Il s'agit au total de permettre à la médecine d'urgence de continuer à assurer sa mission, ainsi décrite avec élégance par le rapport Steg de 1993 : « Elle vient au secours de l'homme dans toutes les dimensions de sa brutale épreuve, souffrance physique, détresse morale et souvent misère sociale. Elle vaut que tout soit fait pour en assurer la qualité.
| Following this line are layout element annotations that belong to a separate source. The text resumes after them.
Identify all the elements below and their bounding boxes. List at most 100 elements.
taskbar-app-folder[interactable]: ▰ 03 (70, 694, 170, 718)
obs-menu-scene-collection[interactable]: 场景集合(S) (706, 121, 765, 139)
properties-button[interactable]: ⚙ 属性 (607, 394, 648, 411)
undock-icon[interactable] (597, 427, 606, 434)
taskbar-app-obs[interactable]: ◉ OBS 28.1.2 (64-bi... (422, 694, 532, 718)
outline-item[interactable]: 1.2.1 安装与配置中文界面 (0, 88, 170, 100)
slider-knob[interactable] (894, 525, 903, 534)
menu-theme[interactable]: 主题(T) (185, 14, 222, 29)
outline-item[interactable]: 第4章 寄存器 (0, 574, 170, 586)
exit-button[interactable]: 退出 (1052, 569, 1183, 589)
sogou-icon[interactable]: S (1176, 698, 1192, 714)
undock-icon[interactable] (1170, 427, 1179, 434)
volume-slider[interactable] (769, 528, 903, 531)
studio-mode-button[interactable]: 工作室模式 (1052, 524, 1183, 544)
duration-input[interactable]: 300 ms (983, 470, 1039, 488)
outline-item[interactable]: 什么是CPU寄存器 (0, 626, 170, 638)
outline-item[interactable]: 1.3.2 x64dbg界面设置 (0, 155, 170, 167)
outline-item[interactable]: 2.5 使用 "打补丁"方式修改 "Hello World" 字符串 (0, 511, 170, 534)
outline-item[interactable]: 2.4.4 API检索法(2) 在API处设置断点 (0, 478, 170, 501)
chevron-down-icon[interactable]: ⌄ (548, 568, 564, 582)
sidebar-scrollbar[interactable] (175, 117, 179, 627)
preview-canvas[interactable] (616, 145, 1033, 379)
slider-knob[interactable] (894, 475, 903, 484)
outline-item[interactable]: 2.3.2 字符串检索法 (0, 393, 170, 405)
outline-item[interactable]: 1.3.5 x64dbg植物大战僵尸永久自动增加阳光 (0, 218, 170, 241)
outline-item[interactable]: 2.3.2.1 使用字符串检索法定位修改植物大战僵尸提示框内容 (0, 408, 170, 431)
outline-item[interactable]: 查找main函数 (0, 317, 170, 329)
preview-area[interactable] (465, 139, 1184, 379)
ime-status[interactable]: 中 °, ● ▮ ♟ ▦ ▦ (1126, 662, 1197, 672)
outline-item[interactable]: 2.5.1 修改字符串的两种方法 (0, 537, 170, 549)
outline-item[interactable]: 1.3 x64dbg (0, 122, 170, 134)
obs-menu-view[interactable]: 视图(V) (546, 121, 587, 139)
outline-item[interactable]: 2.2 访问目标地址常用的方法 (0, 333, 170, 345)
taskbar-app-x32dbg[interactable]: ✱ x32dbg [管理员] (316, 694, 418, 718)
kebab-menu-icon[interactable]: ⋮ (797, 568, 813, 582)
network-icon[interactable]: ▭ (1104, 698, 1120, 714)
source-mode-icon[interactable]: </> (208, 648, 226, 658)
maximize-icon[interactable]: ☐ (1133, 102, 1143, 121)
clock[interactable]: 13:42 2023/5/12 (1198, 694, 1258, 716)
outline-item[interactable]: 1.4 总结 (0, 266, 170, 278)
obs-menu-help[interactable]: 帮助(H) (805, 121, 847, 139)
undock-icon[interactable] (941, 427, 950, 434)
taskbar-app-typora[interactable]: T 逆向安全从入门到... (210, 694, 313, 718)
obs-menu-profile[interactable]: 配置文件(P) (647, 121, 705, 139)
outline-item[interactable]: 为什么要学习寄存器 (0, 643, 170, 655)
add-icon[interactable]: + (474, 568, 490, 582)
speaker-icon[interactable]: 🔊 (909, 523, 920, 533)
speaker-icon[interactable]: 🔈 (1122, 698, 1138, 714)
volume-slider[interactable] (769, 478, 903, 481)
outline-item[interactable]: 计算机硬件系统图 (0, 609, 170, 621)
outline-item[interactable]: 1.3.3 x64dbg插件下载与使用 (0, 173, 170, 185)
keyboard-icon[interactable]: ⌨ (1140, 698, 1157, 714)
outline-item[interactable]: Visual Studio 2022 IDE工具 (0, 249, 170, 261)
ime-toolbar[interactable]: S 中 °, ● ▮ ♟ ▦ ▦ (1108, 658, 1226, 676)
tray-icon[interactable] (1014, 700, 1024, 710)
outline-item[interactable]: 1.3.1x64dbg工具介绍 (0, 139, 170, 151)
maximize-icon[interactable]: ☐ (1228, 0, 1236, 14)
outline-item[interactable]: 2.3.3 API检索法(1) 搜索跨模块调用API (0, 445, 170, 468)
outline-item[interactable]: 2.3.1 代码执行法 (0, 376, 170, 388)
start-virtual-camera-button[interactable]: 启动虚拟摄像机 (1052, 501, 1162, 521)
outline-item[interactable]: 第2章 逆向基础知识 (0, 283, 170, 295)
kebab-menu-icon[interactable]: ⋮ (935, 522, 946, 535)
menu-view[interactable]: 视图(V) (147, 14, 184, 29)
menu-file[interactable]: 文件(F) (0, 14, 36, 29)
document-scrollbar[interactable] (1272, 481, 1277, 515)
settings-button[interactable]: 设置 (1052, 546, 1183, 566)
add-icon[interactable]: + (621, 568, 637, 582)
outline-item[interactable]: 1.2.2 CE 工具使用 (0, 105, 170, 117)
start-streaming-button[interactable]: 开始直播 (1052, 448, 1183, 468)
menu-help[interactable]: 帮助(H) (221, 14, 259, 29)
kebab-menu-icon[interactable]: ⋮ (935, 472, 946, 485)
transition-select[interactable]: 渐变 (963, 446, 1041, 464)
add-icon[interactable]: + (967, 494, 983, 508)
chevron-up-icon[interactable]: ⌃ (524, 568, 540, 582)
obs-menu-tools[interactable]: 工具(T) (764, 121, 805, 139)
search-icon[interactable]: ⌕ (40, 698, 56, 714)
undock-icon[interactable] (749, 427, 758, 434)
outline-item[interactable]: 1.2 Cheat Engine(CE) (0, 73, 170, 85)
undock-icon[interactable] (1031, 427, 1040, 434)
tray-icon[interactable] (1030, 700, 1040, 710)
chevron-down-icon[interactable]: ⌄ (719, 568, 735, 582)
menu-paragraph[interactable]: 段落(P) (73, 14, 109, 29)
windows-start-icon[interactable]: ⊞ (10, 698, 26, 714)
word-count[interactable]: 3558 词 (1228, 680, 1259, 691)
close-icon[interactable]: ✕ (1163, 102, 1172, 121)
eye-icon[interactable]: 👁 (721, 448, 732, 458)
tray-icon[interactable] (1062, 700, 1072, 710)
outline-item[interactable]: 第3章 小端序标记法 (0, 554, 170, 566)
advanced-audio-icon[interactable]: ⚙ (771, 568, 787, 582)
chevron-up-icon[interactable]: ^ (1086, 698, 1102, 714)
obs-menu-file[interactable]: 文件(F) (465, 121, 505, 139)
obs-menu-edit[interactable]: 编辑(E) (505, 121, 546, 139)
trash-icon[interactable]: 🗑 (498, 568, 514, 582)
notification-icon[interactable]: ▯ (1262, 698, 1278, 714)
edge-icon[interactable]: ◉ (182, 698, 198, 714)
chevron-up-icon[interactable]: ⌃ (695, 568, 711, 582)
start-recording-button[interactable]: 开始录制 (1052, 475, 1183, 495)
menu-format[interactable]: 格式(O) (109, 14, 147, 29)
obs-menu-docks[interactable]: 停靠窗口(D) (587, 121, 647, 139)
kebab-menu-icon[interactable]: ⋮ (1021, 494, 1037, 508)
Elle vaut que la collectivité concentre ses efforts et consente des sacrifices afin que chacun soit assuré qu'en cas de malheur, tout sera entrepris au plus vite par les meilleurs, dans les meilleures conditions de sécurité ».


* 1 Le livre blanc de l'association Samu-Urgences de France (« Organisation de la médecine d'urgence en France : un défi pour l'avenir »), publié en 2015, l'exprime en ces termes : « L'organisation actuelle de la médecine d'urgence ne permet plus, et ne permettra pas demain, de faire face aux inéluctables évolutions des besoins de soins et de notre système de santé. »

* 2 Commission nationale de restructuration des urgences placée sous l'autorité du Pr Adolphe Steg, Rapport sur la médicalisation des urgences, 1993.

* 3 Drees, Enquête nationale sur les structures des urgences hospitalières, juin 2013. Cette enquête a donné lieu à de nombreuses publications qui seront citées tout au long du présent rapport.

* 4 Cour des comptes, « Les urgences hospitalières : une fréquentation croissante, une articulation avec la médecine de ville à repenser », chapitre XII du Rapport annuel sur l'application des lois de financement de la sécurité sociale, septembre 2014.

* 5 Dr Jean-Yves Grall (directeur de l'agence régionale de santé du Nord-Pas-de-Calais), Rapport sur la territorialisation des activités d'urgence, juillet 2015.

* 6 Loi n° 2016-41 du 26 janvier 2016 de modernisation de notre système de santé.

* 7 Pr Pierre Carli (président du conseil national de l'urgence hospitalière), Propositions de recommandations de bonne pratique facilitant l'hospitalisation des patients en provenance des services d'urgences, septembre 2013.

* 8 Décret n° 95-648 du 9 mai 1995 relatif aux conditions techniques de fonctionnement auxquelles doivent satisfaire les établissements de santé pour être autorisés à mettre en oeuvre l'activité de soins Accueil et traitement des urgences et modifiant le code de la santé publique.

* 9 Décret n° 2006-576 du 22 mai 2006 relatif à la médecine d'urgence et modifiant le code de la santé publique (dispositions réglementaires) ; décret n° 2006-577 du 22 mai 2006 relatif aux conditions techniques de fonctionnement applicables aux structures de médecine d'urgence et modifiant le code de la santé publique (dispositions réglementaires).